Caldeirão cultural: Brasília reúne movimentos de todos os cantos do país
Do cordel e repente a grafite, break e rap, a capital federal é um mosaico de ritmos e estilos
Brasília é um mosaico de culturas, cores e sabores. Em 63 anos de história, a serem completados nesta sexta-feira (21), a capital desenhada por Oscar Niemeyer e Lucio Costa, junto às 35 regiões administrativas, esbanja pluralidade. Caldeirão do que há de melhor no Brasil, o quadrilátero de pouco mais 5 mil metros quadrados e mais de 3 milhões de habitantes abriga as mais variadas expressões culturais.
“É um caldeirão mesmo: uma panela bem imensa à qual vai chegando tudo que é cultura, se misturando e convivendo muito bem. O rock convive com o hip-hop, que convive com o samba, este com o clássico, e por aí vai”, analisa a subsecretária de Difusão e Diversidade Cultural da Secretaria de Cultura e Economia Criativa (Secec), Sol Montes.
Tamanha pluralidade não poderia ser diferente, tendo em vista que mais de 44,5% da população brasiliense não nasceu no Planalto Central. Conforme a Pesquisa Distrital por Amostra de Domicílios (Pdad) 2021, a maioria dos imigrantes veio do Nordeste – são mais de 480 mil baianos, maranhenses, piauienses e cearenses instalados no DF.
Gerente da Casa do Cantador, Zé do Cerrado afirma: “Em Ceilândia, não tem do que você ter saudade do Nordeste, porque não dá tempo, a gente tem tudo aqui” | Foto: Paulo H. Carvalho / Agência Brasília
A presença massiva de nordestinos exigiu a criação de um ponto de encontro. Em 1986, foi inaugurada a Casa do Cantador, em Ceilândia, palco de repentistas de viola, declamadores, emboladores de coco, bem como dos amantes de literatura de cordel. “Abrigamos todos os ritmos aqui, mas o forte da casa é o forró, é a cantoria de repente”, conta o gerente do local, Zé do Cerrado.

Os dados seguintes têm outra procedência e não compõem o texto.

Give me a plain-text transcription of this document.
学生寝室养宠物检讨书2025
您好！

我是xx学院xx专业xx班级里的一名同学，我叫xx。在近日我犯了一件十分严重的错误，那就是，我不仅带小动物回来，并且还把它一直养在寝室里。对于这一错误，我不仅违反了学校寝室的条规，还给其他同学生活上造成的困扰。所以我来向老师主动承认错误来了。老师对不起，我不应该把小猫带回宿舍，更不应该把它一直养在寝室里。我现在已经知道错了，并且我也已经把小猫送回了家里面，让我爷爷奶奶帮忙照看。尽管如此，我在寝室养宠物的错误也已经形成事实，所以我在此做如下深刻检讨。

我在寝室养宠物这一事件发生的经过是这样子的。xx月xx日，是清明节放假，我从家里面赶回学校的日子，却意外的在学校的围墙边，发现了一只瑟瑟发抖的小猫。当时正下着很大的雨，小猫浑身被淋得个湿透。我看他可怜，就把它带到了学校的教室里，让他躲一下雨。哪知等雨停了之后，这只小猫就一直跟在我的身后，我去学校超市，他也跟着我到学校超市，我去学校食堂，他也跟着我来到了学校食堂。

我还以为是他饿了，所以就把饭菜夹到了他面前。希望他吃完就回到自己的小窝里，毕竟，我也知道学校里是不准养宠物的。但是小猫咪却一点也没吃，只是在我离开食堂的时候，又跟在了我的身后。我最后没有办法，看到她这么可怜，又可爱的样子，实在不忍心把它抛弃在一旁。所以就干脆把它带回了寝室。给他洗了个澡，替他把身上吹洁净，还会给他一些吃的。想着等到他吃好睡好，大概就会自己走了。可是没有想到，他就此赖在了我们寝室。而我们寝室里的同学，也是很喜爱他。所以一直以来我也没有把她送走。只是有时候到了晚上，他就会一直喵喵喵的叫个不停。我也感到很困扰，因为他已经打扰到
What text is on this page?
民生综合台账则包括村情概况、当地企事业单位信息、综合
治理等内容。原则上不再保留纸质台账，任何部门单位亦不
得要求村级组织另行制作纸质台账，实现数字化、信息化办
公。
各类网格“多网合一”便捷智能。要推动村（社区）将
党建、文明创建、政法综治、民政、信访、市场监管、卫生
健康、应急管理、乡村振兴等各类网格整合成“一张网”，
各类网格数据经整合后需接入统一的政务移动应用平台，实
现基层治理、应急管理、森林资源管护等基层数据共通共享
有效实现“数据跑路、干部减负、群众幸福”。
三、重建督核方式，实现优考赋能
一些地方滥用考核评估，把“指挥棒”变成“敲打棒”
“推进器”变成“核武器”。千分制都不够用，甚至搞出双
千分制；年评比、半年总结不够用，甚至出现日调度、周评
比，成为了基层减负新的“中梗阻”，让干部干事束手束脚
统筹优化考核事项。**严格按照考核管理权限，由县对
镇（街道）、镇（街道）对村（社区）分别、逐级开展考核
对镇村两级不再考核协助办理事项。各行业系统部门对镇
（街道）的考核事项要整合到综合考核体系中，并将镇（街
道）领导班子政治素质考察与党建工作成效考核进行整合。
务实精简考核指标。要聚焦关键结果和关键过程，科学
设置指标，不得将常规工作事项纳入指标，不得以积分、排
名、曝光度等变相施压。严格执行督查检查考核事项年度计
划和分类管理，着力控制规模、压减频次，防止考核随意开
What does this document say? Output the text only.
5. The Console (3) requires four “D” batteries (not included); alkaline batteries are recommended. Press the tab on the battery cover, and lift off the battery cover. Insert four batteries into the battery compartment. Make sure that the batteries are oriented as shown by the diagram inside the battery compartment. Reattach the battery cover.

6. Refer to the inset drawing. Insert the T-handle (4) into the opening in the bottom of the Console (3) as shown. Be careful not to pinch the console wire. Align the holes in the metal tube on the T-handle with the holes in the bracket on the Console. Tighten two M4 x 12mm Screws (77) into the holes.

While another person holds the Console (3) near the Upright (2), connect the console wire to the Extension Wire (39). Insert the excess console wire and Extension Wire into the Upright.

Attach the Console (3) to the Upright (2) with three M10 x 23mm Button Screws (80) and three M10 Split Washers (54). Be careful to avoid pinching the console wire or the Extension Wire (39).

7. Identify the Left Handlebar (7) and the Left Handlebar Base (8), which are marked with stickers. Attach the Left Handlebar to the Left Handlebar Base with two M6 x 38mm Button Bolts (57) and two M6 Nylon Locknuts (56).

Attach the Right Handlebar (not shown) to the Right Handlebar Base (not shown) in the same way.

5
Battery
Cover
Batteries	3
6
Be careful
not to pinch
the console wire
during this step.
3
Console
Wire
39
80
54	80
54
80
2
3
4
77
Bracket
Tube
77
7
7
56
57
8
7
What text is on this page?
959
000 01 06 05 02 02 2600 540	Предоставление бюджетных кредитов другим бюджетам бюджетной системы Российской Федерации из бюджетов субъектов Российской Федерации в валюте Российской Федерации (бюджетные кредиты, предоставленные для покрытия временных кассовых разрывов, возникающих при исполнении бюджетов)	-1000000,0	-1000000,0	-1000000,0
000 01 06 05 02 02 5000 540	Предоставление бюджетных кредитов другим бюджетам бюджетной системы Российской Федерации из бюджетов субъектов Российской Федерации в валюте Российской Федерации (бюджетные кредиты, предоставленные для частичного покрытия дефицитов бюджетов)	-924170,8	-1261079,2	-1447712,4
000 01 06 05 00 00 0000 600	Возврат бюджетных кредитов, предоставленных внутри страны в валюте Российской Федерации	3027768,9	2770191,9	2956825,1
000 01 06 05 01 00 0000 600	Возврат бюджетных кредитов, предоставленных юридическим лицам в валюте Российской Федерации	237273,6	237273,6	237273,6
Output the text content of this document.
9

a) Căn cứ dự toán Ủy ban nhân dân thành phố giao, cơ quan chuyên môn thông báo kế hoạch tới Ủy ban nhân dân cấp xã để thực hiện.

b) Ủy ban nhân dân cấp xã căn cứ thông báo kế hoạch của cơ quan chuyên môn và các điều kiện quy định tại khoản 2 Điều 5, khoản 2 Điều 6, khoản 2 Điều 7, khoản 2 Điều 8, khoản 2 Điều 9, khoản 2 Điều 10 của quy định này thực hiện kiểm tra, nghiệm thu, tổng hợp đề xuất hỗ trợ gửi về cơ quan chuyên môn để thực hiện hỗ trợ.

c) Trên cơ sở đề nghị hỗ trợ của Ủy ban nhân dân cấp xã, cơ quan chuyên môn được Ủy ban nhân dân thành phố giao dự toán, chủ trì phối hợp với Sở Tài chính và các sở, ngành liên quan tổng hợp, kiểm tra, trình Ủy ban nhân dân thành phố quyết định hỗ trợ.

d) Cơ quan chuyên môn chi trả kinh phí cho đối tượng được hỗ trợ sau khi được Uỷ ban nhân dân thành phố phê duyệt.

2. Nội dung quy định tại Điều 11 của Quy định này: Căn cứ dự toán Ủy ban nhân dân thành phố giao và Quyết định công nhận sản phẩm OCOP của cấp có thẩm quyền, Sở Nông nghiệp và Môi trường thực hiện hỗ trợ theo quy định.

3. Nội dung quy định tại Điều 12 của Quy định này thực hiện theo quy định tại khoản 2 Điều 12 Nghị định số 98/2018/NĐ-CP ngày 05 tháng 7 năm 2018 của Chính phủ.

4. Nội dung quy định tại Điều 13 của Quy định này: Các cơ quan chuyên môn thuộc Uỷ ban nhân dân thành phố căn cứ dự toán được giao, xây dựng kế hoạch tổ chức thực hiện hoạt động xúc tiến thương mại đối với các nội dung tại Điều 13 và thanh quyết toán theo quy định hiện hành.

O espaço é conhecido como Palácio da Poesia e é o único monumento desenhado por Niemeyer fora do Plano Piloto. A escolha pela localização, inclusive, relaciona-se ao número elevado de nordestinos na cidade – mais de 40% do total de 350 mil habitantes. “Em Ceilândia, não tem do que você ter saudade do Nordeste, porque não dá tempo, a gente tem tudo aqui. E, de certa forma, o Nordeste está presente em Brasília inteira”, comenta o gerente.
Juventude ritmada
Além da literatura de cordel e da cantoria repentista, outros estilos se consagraram no Distrito Federal. É o caso do hip-hop, movimento cultural de origem afro-americana que surgiu no Brasil na década de 1980, em São Paulo. O estilo se manifesta por meio do grafite, do break e do rap com DJs e MCs.
“No DF, o hip-hop se difundiu como cultura periférica de protesto e de intervenção da juventude preta. Os povos foram sendo afastados do centro e foram ocupando as regiões administrativas, criando a perspectiva que queriam de cidade, arte e cultura. E para isso usaram as ruas, o único meio que tinham, num contexto de uma cidade sem equipamentos públicos culturais”, elucida Sol Montes.
Quando se trata de música, nomes como Gog, Viela 17 e Câmbio Negro foram os precursores do gênero no cenário brasiliense, entre os idos de 1980 e 1990, com denúncias sobre as dificuldades da periferia. Passados os anos, novos artistas surgiram na capital federal, ainda engajados em usar o movimento como ferramenta de transformação social.
“Isso é observado em todos os elementos do hip-hop. E é a rua que eles ocupam, que, por sua vez, foi se tornando cada vez mais artística, com arte nos muros”, salienta a subsecretária de Difusão Cultural e Diversidade. “Vem junto à juventude, como uma arte de protesto, em busca de visibilidade.”
Foi em Ceilândia que o artista Israel Paixão conheceu o rap, estilo musical que hoje é seu trabalho. O primeiro contato ocorreu em 2002, quando um amigo lhe mostrou as questões mais “técnicas” do estilo, como métrica, rima e tempo. Dado o pontapé, ele foi somando referências, testando estilos e se aperfeiçoando.
“Me sinto muito inspirado pela quebrada. Quando eu era molequinho, com 8 anos, lembro de olhar por cima do muro da casa da minha avó e ver os caras dançando com a cabeça no chão e ficar pensando: ‘Caraca, que onda é essa?’. E já era hip-hop, era o break”, afirma.